Between "Cutthroat Kitchen," "Iron Chef," "Top Chef," "Master Chef," "Chopped" and their respective Canadian adaptations, there's no shortage of shows for food fanatics to fill up on. So, can viewers find enough room on their plate to stomach one more series?
That's what Anne-Marie Withenshaw, host of W Network's "Pressure Cooker," is hoping for.
"What makes this show stand out is the talent of the home cooks and the stakes. They're competing for the bragging rights as the night's best home cook and that's the title you have to fight for every night, 365 days a year, in your own home — whether you're a parent, a spouse, a roommate. If you cook, somebody's going to be judging your food."

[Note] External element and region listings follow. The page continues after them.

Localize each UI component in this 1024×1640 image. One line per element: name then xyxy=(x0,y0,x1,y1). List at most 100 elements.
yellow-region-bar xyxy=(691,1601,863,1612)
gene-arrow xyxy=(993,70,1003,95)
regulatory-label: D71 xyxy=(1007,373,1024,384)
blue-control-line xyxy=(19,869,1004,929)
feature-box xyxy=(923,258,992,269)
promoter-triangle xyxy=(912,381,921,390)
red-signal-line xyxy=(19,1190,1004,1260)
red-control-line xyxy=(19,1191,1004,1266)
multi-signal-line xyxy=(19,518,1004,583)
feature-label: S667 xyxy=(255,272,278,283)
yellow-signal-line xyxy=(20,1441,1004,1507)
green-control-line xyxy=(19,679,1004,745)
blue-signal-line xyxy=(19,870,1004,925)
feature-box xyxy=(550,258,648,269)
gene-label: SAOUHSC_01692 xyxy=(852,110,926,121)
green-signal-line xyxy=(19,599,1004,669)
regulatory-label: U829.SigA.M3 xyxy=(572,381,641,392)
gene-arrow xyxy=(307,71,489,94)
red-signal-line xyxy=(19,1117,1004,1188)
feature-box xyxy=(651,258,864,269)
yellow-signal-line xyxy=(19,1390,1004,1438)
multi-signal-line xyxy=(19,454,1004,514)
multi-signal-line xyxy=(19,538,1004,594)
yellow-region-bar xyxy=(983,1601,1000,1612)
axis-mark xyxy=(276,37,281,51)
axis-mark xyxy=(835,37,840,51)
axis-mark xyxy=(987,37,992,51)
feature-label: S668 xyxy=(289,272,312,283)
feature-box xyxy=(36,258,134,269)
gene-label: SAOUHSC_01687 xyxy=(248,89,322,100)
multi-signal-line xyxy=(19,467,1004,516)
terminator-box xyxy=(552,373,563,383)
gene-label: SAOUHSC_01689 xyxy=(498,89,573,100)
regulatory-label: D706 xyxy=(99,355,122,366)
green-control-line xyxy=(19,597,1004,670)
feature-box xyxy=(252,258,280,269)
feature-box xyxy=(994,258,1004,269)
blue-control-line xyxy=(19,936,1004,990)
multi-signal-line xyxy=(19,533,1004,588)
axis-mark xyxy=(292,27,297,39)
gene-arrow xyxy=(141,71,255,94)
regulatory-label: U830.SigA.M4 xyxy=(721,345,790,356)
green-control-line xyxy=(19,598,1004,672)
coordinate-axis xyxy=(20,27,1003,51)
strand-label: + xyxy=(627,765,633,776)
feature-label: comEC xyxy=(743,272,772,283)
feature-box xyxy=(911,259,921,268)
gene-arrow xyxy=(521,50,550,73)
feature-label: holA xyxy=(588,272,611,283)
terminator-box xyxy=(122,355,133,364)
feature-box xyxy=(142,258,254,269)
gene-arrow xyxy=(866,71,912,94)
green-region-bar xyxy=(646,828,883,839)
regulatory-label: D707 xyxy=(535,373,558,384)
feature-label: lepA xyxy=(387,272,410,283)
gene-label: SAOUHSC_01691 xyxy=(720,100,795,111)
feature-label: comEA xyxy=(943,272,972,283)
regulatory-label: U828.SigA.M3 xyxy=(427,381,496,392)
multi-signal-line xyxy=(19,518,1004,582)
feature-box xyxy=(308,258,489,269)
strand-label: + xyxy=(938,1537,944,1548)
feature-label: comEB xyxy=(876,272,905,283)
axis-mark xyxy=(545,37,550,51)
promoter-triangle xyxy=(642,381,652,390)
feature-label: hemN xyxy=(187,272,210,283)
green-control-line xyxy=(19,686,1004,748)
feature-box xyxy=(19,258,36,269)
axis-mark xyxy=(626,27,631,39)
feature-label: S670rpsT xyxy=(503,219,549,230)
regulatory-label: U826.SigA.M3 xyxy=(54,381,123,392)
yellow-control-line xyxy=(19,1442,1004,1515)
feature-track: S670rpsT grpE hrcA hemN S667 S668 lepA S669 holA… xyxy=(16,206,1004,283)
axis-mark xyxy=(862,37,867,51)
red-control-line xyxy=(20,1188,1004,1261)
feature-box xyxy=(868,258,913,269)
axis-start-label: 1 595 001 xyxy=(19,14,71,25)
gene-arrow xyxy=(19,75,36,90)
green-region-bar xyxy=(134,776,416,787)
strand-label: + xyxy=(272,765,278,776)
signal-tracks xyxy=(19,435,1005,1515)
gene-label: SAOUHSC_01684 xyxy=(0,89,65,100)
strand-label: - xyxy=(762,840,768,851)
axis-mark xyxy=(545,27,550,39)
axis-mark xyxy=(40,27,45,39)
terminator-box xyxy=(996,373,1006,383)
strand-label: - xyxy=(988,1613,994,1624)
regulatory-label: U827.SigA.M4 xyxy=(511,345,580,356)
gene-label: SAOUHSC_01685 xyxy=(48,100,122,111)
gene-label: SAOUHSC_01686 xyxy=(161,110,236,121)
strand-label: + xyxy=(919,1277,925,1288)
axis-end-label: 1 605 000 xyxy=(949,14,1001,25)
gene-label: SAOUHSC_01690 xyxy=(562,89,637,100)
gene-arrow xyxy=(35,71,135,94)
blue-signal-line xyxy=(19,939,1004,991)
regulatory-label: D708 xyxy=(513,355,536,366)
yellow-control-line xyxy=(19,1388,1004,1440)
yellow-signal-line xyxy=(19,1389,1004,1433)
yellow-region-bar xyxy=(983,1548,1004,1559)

In this case, that "somebody" is the U.K.'s Giles Coren (Million Dollar Critic), a food critic turned TV judge, rating dishes based on taste, presentation and creativity. In addition to a dash of British charm, the show has all the familiar ingredients of successful cooking shows to date: a race against a clock, home chefs battling for kitchen supremacy and the addition of last-minute ingredients.
Each episode spans three rounds. The first two rounds pit home cooks against each other with the help of one celebrity chef contestants must share. But don't expect them to run the show. Chefs function like back-up, lending a helping hand with prep work or offering advice on what ingredients competitors should pick from a rolling conveyor belt each round. The winner of each cook-off advances and keeps their celebrity chef. Round 3 culminates with two pairs of chefs and home cooks duking it out for a year's supply of groceries.
It all sounds familiar on paper, but there's something uniquely Canadian that happens when you blend celebrities, competition and cooks: you create a sense of cooperation.
"You hardly see camaraderie on cooking competitions, you see the knives and the flames ... they're still competitive but there's a sense of camaraderie. We're not sticking these people under the microscope and saying 'you're playing for a job in a restaurant' and 'yes, chef' or 'no, chef' — it's like home," says Withenshaw.
So how does it all play out? Well, HuffPost Canada TV got a sample of what it's like on "Pressure Cooker" during a media challenge and brought a few cameras to record all the action. You can find out how things went down in the video above. (Most important fact: we won. That's right. We won.)
"Pressure Cooker" premieres Tuesday, Oct. 7 at 9:00 pm ET/PT on the W Network.